Bharti Kher was born in London, England in 1969 and lives and works in New Delhi, India. Kher’s work has been featured in major solo exhibitions such as ‘Virus’ at the Baltic Centre for Contemporary Art in Gateshead, England (2008), and numerous group exhibitions including the Serpentine Gallery’s travelling exhibition, ‘Indian Highway’ (2008), London; ‘Where in the World’ at the Devi Art Foundation, New Delhi (2008); and ‘Chalo! India: A New Era of Indian Art’ at the Essl Museum, Klosterneuberg, Austria (2009). Forthcoming exhibitions include a three-person show at Kunstmuseum Thun, Switzerland and ‘The Empire Strikes Back: Indian Art Today’ at The Saatchi Gallery, London.
Born in London in 1969, Bharti Kher’s art gives form to quotidian life and its daily rituals in a way that reassesses and transforms their meaning to yield an air of magical realism. Now living between London, UK and New Delhi, India, her use of found objects is informed by her own position as an artist located between geographic and social milieus. Her way of working is exploratory: surveying, looking, collecting, and transforming, as she repositions the viewer’s relationship with the object and initiates a dialogue between metaphysical and material pursuits.
The bindi is an iconic personal affect of Indian women that is one of Kher’s signature materials and a loaded symbol. Since first appearing in her work in 1995, the bindi has inherited an aesthetic and cultural duality, a means to mix the superficial with the sublime. Kher explains: ‘Many people believe it’s a traditional symbol of marriage while others, in the West particularly, see it as a fashion accessory... But actually the bindi is meant to represent a third eye—one that forges a link between the real and the spiritual-conceptual worlds.’ Used as a material to articulate and animate her themes, bindis as such are not meant to be the central-motif of her work but rather act as a material, much like paint or clay, but with an inherent narrative. The bindis themselves undergo a shift in their initial cultural capital—they are defamiliarized, made to seem both scientific and mystical.

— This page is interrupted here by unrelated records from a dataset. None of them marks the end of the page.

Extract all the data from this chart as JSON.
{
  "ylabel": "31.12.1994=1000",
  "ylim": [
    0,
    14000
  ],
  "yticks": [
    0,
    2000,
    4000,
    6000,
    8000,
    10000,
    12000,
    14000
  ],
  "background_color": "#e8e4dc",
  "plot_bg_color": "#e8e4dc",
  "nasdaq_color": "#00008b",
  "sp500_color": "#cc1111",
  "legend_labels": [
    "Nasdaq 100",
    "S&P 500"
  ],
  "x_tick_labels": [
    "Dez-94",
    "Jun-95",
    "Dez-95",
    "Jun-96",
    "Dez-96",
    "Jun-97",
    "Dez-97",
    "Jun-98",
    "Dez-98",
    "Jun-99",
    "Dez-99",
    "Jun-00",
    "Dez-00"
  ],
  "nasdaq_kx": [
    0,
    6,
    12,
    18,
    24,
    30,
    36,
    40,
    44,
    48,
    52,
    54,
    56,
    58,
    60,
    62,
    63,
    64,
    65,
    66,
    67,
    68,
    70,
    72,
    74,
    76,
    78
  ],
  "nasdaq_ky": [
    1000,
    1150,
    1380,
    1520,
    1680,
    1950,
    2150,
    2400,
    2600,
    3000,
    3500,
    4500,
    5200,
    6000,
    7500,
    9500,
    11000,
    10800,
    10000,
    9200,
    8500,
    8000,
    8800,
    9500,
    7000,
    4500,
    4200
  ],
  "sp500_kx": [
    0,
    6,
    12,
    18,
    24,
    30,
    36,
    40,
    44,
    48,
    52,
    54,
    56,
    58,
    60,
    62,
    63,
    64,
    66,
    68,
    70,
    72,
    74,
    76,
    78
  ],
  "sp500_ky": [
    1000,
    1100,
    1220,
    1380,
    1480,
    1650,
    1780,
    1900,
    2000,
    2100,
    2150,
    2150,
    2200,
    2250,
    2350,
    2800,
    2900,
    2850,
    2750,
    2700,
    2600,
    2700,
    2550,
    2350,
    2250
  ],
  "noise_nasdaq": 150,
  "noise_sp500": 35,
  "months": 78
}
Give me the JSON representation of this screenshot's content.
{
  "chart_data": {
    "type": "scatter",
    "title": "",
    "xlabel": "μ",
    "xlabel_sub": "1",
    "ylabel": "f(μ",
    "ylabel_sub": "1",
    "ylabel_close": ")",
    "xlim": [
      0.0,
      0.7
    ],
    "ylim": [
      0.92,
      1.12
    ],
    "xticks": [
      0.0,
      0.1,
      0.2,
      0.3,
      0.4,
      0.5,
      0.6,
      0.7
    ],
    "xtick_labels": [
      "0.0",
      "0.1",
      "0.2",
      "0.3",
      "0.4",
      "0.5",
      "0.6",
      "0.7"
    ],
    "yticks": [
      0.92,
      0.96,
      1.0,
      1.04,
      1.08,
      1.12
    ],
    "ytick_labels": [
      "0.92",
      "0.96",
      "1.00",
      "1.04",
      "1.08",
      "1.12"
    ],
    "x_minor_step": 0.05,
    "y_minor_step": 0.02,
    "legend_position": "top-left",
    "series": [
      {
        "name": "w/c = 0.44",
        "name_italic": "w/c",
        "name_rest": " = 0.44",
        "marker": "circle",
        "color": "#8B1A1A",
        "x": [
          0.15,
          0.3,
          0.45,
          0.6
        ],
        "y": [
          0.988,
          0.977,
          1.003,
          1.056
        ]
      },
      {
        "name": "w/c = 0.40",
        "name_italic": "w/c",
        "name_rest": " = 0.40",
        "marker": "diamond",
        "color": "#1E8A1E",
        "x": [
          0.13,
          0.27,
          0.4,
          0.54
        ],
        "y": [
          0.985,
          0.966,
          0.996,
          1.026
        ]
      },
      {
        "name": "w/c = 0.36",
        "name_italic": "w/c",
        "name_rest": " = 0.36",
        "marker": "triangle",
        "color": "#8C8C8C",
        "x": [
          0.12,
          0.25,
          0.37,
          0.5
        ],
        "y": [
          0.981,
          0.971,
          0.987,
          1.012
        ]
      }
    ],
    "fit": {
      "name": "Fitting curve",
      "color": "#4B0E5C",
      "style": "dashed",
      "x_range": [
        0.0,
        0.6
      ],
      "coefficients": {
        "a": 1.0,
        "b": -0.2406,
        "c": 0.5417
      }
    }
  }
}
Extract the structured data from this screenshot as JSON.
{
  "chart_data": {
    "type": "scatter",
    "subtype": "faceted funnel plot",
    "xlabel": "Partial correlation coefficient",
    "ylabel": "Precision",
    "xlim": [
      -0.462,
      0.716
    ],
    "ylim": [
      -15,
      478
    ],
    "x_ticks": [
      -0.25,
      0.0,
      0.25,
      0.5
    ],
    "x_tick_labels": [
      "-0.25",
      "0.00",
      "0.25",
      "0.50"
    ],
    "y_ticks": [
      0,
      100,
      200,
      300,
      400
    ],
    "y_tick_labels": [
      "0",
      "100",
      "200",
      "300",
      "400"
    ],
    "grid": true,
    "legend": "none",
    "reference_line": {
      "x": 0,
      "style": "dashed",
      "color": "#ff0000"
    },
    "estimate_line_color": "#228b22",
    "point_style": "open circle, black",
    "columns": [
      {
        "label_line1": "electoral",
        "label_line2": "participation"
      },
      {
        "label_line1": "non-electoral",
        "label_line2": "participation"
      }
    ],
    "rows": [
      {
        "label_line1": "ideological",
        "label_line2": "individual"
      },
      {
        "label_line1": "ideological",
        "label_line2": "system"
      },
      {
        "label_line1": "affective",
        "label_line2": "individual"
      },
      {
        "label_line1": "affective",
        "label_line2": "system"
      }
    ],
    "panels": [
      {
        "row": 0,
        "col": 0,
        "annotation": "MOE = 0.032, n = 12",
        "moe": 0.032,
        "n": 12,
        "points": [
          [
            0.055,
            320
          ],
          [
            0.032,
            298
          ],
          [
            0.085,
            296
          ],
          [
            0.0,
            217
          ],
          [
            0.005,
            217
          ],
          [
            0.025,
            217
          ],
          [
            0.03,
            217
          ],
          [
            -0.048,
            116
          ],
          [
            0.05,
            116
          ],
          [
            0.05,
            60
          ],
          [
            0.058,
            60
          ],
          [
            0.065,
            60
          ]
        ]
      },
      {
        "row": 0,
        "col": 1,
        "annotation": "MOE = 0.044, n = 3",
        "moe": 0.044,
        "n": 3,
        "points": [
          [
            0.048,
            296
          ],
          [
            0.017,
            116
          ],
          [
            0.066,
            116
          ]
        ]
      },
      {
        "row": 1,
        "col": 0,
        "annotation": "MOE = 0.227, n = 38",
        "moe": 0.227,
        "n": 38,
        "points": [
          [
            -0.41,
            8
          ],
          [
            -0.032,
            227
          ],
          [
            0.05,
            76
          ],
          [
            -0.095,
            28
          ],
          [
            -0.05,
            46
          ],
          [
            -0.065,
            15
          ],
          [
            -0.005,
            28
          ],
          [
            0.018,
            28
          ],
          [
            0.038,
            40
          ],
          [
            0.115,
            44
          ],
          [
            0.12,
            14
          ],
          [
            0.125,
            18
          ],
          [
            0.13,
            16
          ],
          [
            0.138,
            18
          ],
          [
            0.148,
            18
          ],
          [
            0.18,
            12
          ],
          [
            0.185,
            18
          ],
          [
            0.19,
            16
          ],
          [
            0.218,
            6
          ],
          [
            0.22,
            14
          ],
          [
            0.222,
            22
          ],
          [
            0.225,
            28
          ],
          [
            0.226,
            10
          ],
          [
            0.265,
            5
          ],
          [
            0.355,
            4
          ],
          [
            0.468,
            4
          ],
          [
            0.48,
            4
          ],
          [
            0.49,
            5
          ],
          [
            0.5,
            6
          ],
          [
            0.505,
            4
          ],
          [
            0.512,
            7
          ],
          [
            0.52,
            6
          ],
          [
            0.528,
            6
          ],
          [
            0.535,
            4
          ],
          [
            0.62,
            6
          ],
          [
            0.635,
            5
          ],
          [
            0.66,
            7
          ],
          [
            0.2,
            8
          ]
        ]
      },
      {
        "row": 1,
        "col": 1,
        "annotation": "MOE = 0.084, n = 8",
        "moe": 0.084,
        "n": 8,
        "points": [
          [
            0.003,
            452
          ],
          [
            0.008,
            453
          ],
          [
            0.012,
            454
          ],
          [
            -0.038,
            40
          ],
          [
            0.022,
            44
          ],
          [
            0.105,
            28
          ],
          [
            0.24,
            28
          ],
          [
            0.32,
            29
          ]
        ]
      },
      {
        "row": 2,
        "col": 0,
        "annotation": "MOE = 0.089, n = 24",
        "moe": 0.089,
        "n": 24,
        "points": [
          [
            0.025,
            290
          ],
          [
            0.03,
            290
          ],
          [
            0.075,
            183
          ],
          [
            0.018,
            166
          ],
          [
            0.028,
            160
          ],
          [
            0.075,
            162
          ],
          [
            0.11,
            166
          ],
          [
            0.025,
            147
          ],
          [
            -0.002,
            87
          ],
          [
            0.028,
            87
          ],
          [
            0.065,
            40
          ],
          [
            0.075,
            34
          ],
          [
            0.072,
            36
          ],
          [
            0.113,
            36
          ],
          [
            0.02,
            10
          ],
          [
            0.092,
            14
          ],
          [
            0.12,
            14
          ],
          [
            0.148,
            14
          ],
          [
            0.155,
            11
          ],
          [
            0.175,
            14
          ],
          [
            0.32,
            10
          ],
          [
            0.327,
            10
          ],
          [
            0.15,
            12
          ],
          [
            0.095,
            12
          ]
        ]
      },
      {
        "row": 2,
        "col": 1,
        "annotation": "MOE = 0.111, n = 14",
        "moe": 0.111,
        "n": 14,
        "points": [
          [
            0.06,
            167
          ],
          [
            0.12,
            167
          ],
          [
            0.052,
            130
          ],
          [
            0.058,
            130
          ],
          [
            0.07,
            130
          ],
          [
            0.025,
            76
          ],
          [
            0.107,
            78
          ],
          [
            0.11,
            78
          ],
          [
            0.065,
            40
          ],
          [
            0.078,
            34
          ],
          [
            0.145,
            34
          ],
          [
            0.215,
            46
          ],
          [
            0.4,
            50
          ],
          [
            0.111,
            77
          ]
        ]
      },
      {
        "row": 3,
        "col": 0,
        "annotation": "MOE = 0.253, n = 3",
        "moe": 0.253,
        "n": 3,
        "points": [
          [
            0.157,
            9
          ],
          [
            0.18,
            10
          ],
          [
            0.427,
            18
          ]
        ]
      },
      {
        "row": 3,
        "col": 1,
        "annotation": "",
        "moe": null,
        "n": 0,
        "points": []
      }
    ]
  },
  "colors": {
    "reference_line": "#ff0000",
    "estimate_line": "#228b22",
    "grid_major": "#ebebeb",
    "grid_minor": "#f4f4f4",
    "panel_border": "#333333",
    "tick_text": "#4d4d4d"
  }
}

At the center of Kher’s practice are her sculptures, early examples of which featured fantastical hybrid characters, blurring the distinctions between humans and nature, ecology and politics. In line with this early practice, Kher continues to assemble, juxtapose and transform found objects that are witness to their own histories. Wooden wheels and architectural remnants, mannequin body casts and pillars all clash in mis-en-scenes of dystopia and grand orchestration. These elements are assembled in a hazardous manner; suspended from the ceiling, hanging from ropes, propped up and held from falling with the help of counterweights and balances; ultimately forming a heterogeneous narrative in which Kher further explores the artistic strategy of stripping objects of their meaning and making them open to misinterpretation and magic, creating alluring works of abstract beauty.